Sa porte n’étant jamais fermée, des enfants entraient sans cesse, curieux de contempler le visiteur. Il s’agissait de la progéniture d’une voisine éthylique, Talya était devenue en quelque sorte leur grand-mère. Elle leur donnait de la menue monnaie pour qu’ils aillent promener Malech, le chien en veine de désobéissance. Ils en profitaient pour s’acheter des friandises.

L’allure de Talya ne laissait aucun doute : même dans ce misérable studio, elle régnait en souveraine. Tout, jusqu’au moindre détail et au moindre geste, le proclamait.

Alors j’osai poser la question qui me lancinait :

Comment une Romanov comme vous a-t-elle fait pour ne pas être arrêtée, emprisonnée, torturée, fusillée par les Soviétiques ?

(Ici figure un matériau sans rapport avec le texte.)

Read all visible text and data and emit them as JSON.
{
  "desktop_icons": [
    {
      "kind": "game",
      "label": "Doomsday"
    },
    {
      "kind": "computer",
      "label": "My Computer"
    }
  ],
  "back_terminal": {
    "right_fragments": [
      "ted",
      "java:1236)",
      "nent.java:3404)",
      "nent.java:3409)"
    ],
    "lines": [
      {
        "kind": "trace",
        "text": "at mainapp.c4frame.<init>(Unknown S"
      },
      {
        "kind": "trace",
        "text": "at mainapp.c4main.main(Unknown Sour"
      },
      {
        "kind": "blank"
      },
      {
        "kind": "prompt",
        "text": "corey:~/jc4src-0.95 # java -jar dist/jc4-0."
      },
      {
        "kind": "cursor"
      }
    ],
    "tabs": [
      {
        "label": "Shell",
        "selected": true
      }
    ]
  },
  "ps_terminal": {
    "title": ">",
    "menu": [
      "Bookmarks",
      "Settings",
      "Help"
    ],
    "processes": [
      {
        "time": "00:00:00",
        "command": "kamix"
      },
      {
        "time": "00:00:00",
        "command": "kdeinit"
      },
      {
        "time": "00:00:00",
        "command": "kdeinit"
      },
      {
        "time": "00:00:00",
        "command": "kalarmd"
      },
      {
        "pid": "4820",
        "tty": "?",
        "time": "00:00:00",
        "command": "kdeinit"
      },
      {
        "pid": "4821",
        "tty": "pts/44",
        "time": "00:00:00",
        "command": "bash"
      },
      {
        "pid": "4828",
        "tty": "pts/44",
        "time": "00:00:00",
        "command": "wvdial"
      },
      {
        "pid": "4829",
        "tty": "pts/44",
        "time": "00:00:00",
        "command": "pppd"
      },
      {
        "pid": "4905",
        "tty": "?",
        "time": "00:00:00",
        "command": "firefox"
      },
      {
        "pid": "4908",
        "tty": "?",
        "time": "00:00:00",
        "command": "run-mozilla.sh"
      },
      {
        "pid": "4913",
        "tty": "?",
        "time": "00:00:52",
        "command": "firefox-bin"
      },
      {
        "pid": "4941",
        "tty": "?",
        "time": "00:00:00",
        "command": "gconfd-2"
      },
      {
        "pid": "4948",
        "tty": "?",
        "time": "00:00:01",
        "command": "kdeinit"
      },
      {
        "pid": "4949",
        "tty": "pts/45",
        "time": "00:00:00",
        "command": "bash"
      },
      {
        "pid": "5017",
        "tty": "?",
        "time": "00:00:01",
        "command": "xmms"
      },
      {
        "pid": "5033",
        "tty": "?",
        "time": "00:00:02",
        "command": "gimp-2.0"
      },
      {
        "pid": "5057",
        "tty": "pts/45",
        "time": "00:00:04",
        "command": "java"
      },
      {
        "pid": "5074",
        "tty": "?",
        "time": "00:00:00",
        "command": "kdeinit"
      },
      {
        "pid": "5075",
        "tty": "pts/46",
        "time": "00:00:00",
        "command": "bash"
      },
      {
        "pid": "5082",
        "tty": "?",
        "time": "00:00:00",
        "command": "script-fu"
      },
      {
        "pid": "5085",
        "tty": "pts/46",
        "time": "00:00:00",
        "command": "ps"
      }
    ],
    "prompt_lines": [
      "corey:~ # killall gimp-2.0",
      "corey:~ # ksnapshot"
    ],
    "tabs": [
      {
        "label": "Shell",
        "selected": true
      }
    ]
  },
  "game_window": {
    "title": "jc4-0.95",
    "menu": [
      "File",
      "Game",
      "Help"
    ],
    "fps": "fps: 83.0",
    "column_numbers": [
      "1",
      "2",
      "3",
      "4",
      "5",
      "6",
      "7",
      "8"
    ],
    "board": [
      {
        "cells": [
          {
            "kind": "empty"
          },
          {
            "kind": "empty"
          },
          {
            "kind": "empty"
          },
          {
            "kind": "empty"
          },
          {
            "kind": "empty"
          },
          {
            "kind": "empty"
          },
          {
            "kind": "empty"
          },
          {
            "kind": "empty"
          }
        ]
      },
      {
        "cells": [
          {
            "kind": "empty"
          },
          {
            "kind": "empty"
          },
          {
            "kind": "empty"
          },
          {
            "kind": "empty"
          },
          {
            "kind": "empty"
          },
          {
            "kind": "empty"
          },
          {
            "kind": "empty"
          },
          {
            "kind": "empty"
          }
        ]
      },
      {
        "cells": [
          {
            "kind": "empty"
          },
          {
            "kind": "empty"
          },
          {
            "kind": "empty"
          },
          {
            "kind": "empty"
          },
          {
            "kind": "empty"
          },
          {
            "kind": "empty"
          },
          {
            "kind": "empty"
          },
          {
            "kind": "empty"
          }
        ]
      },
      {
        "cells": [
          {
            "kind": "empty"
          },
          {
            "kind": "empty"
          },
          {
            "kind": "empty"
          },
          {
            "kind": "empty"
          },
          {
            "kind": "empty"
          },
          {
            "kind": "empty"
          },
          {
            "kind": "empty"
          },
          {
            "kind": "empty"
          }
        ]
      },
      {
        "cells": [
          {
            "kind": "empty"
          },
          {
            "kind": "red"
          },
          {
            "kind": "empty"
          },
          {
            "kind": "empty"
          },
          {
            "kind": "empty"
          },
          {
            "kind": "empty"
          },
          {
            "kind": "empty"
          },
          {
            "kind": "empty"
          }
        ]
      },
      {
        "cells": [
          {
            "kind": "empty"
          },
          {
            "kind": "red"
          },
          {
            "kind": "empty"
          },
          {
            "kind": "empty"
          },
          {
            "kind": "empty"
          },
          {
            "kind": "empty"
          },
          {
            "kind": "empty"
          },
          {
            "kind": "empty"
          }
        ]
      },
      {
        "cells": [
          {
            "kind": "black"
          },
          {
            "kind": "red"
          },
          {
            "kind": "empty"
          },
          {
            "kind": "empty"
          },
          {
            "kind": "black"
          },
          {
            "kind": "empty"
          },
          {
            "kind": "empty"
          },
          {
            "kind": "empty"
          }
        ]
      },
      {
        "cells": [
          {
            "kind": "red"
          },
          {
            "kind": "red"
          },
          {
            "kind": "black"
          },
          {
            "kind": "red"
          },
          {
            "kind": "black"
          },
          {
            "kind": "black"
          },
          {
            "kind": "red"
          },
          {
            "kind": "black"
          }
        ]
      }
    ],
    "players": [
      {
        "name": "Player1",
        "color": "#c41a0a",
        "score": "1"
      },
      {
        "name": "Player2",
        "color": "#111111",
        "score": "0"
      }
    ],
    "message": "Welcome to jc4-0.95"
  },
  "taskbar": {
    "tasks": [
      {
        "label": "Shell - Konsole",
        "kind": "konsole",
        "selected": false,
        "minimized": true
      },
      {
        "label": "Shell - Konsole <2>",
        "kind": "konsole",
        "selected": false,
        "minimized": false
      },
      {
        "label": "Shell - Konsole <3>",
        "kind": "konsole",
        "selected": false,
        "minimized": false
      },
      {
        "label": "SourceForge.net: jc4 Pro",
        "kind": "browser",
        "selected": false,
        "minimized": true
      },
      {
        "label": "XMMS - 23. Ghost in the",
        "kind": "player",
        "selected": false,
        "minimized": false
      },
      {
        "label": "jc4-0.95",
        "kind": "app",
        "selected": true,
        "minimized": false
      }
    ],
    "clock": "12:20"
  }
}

Ma mère s’est remariée, et mon beau-père, pour me mettre à l’abri, m’a adoptée et m’a donné son nom. Je m’appelle toujours Androssov.

Ce n’était pourtant pas aussi simple que ça…

Tout le monde savait que j’appartenais à l’ancien régime. Il paraît que ça se voyait de loin ! Quant au KGB, il n’ignorait pas ma véritable identité.

Ont-ils exercé des pressions, des menaces contre vous ?

Pas directement, mais je sentais sans cesse leur présence… Pas un instant leur surveillance ne se relâchait, invisible, la pire de toutes.

Vous avez donc dû mener une existence complètement cachée ?

Pas du tout. J’étais au contraire une vedette !

Vedette ! Mais de quoi ?

De cirque. J’étais acrobate en motocyclette…

Je dissimulais si peu ma stupéfaction que Talya s’en amusa. Après un court silence, elle voulut bien satisfaire ma curiosité.

Lorsque j’ai terminé mes études secondaires, j’ai trouvé les portes de l’université fermées. Il existait à l’époque une loi qui interdisait aux membres de l’ancienne aristocratie de faire des études supérieures. Il m’a bien fallu travailler pour gagner ma vie ! J’ai appris à fabriquer des chaussures, des chapeaux, des ceintures, des robes. Mais je ne me voyais pas restant ouvrière toute ma vie… J’ai toujours aimé l’exercice, le sport. Depuis l’enfance je montais à cheval. Plus tard, j’ai appris à conduire, j’ai participé à des compétitions automobiles, j’ai même gagné des courses ! Et puis j’aimais le danger… Il y avait à l’époque, dans le parc Gorki, un couple d’Allemands qui faisaient un numéro d’équilibristes sur motocyclette. A l’approche de la guerre, ils disparurent. Furent-ils chassés ou partirent-ils d’eux-mêmes, je ne sais. Ils abandonnèrent derrière eux leur matériel. Un concours fut annoncé pour reprendre leur numéro. Je m’y présentai. Une candidate déjà inscrite ne vint pas, une autre qui avait toutes les chances de gagner se cassa la jambe peu avant. Je concourus seule, je gagnai, et bientôt un cirque célèbre m’engagea.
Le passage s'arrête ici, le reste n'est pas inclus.